(Reuters) - NBC's "Today" is revamping its show as it tries to retake the ratings lead it held for decades, adding "The Voice" host Carson Daly and a new set to lure back viewers who defected last year to ABC's "Good Morning America."
"Today," which generates the bulk of the profits for NBC's news division, is looking to recapture viewers it lost after anchor Ann Curry left in June 2012. Earlier that spring, "Good Morning America" snapped the show's 16-year winning streak atop the morning ratings.
"We want to be very competitive in the morning wars," Matt Lauer, the show's co-host, said on the new orange-hued set in Rockefeller Center on Thursday from which he and fellow hosts Savannah Guthrie and Al Roker will be seen starting Monday.
"Good Morning America" on Walt Disney Co's ABC leads the ratings race in total viewers and among 25- to 54-year-olds, the group advertisers target during the morning shows. "GMA" averaged nearly 2 million viewers in that age group, about 86,000 more than "Today," according to Nielsen data from September 24, 2012, through September 1, 2013.

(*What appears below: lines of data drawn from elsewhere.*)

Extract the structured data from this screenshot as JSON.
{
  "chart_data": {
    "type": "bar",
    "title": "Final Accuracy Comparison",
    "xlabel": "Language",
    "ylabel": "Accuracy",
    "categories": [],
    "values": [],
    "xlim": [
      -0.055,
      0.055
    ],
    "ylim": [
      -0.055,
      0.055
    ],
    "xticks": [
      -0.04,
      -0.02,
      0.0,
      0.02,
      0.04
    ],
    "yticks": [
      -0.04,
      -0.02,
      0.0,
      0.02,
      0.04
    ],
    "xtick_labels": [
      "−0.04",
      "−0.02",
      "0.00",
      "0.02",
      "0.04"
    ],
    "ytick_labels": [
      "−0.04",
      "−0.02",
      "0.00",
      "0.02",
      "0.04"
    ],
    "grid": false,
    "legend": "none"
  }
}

Third-place "CBS This Morning," which has steadily grown its audience since it rebranded with a bent toward hard news in January 2012, averaged 1 million in 25- to 54-year-olds.
Advertisers spent an estimated $515 million last year for the 7 a.m. to 9 a.m. time slot, according to Kantar Media, and it is among the more profitable parts of a network's schedule, according to Jon Swallen, Kantar's chief research officer.
"Today's" share of that market has dropped to 50.1 percent from 59.1 percent in 2010, according to Kantar's numbers.
"You used to be able to just buy 'Today' and maybe a little CBS," said Aaron Cohen, chief media negotiator for Horizon Media. The marketing and advertising firm buys morning show ads for clients that include Geico, Capital One and Weight Watchers.
Cohen said "Today" is still valuable to advertisers because it trails "Good Morning America" by a just tiny margin among women 25 to 54, a key morning demographic.
Turning around the morning program has been a focus of Comcast, which bought control of NBC Universal in 2011 and installed former Comcast Cable President Steve Burke as chief executive of the TV and film unit. The company brought in Patricia Fili-Krushel, an ally of Burke, to oversee business operations of the news division, as well as cable channels MSNBC and CNBC.
The job of overhauling the show was given to Deborah Turness, a former ITV executive in Britain who oversees the NBC News division, including breaking news coverage at its bureaus as well as shows including "NBC Nightly News with Brian Williams," the "Today" show, "Meet the Press" and "Dateline."
"We are a news show. I'll say it again. We are a news show," Turness told reporters. "We must be ambitious, we must be enterprising," she said.
To rebuild the audience, Turness says the show will stress exclusives and breaking news stories in a lineup that regularly features cooking segments, outdoor concerts and wacky YouTube videos.
She listed some recent "Today" exclusives, including an interview with cooking show cost Paula Deen, who had been involved in a scandal, an interview with the lawyer for convicted national securities leaker Bradley Manning, who revealed his client wanted a sex change, and interrogation tapes with Ariel Castro, who was convicted of holding three women hostage in a Cleveland home.
The hub of the show will be a new set, which features a desk area for hosts that can rotate 360 degrees, state of the art weather screens for Roker, bright orange couches, and Daly's new digital set, which will allow him to chat with guests after they appear on the main set.
The space is also designed for social media interaction with guests, including live stream interviews, and real-time analysis of social data and reactions from the web.
NBC did not say what it spent on the upgrades.
The news bent Turness intends to install at "Today" is a bid to stop the advance of the "CBS This Morning," which is in third place but has closed the gap since launching in January 2012. Hosted by Charlie Rose, Gayle King and Norah O'Donnell, it has positioned itself as a hard-news alternative to its two more heavily viewed competitors.
"CBS This Morning" has averaged 2.8 million total viewers so far this season, up 13 percent from a year earlier, but still about 1.8 million behind the No. 2 "Today."
"NBC doesn't really think about CBS, but they might need to in the future," said Brian Stelter, a New York Times reporter and author of "Top of the Morning: Inside the Cutthroat World of Morning TV."